C’est aussi l’exact moment où la légende opère un basculement, se transmue, devient histoire. Une dent, dérobée sur une relique de saint Jean-Baptiste et enfouie près de l’abbaye, consacre celle-ci et élève ses moines à une nouvelle dignité. Les porte, par sa seule présence, au-dessus d’eux-mêmes. Transcende leur posture et leur parole. Mais la relique était fausse, la dent celle d’un mort anonyme. On la jette dans les eaux des vasières. Pourtant une histoire sur ce mensonge s’est enclenchée. Un passage a eu lieu, du temps légendaire au temps historique, dont Pierre Michon évoque en grand artiste, de son écriture miroitante, le moment. Corps du roi continue Abbés. Ou plutôt fait sortir de l’implicite, ou de l’informulé, la réflexion qui y circule en creux. Il part d’une photo de Samuel Beckett, prise en 1961, et remonte jusqu’à une autre photo, prise dans l’état du Mississippi en 1931 : le portrait célèbre de Faulkner, en manteau, bras curieusement croisés, sans l’ombre d’un naturel. Deux défroques charnelles et mortelles en lesquelles est venue s’incarner une figure éternelle, l’être défiant le temps de l’écrivain. Cinq récits composent cet autre volume, dans lequel Michon s’attarde un moment aussi auprès de Flaubert, le jour de 1852 où celui-ci vient d’achever la première partie de Madame Bovary. Le visage éternel de l’écrivain est venu désormais se plaquer, se souder, sur un visage de chair : « Pour sérieusement appeler littérature sa propre parole, il faut se coudre le masque à pleine figure, sans anesthésie », commente et affirme Michon, dans une image à la fois éblouissante et terrible. Il ne s’agit pas là de quelque idéalisme joliment dit, mais de cette épreuve qu’il faut endurer, lorsque celui qui écrit se trouve littéralement investi et traversé par cette chose plus grande que lui, quelque fois même trop grande, pour qu’il puisse envisager d’en réchapper. Voir Rimbaud, par exemple. L’on ne saurait en l’espèce oublier que Pierre Michon est l’auteur d’un Rimbaud le fils, paru il y a dix ans de cela. Une incontestable continuité dans la réflexion. La suggestion d’une douleur aussi qui, peut-être explique cette production à faible débit. Onze livres de dimensions réduites depuis 1984 et la première publication, les Vies minuscules, en lesquelles un programme, sans qu’on pût alors le pressentir, déjà se profilait.

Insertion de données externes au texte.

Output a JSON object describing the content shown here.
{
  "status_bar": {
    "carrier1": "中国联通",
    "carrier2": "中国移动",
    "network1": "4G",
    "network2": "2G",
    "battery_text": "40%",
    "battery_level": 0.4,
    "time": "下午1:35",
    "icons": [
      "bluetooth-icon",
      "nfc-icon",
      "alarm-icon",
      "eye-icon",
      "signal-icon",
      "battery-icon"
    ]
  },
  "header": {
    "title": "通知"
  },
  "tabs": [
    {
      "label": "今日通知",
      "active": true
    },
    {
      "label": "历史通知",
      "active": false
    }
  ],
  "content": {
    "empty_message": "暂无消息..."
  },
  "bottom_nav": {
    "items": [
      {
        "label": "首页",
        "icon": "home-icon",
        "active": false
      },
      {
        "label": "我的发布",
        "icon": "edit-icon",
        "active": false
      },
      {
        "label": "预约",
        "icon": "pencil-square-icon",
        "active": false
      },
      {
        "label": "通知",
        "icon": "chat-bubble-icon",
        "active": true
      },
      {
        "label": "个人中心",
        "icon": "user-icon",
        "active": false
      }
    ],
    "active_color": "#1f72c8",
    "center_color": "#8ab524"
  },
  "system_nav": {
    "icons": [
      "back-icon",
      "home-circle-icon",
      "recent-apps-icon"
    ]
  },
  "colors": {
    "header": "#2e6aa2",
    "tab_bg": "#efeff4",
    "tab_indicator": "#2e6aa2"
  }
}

Issu, ainsi que Pierre Bergounioux et Richard Millet, du fameux « désert central », Pierre Michon en porte pareillement les stigmates. Notamment cette sensation de gel, d’engourdissement, d’immobilité enclose, dont les uns et les autres se trouvent être les ultimes héritiers, et qui n’a pu devenir supportable, du moins tolérable, qu’en chargeant l’écriture de s’y affronter. Pour en extraire du sens, comme chez Bergounioux et Millet. Pour au contraire se retourner et s’aventurer vers des horizons anciens, gros peut-être de possibles qui n’advinrent pas, comme chez Pierre Michon. « Voilà pourquoi j’aime l’art, nous dit-il, on y assouvit tout, on y fait tout, on est à la fois son roi et son peuple, actif et passif, victime et prêtre. » À méditer. Pierre Michon signe en tout cas ici son fulgurant retour.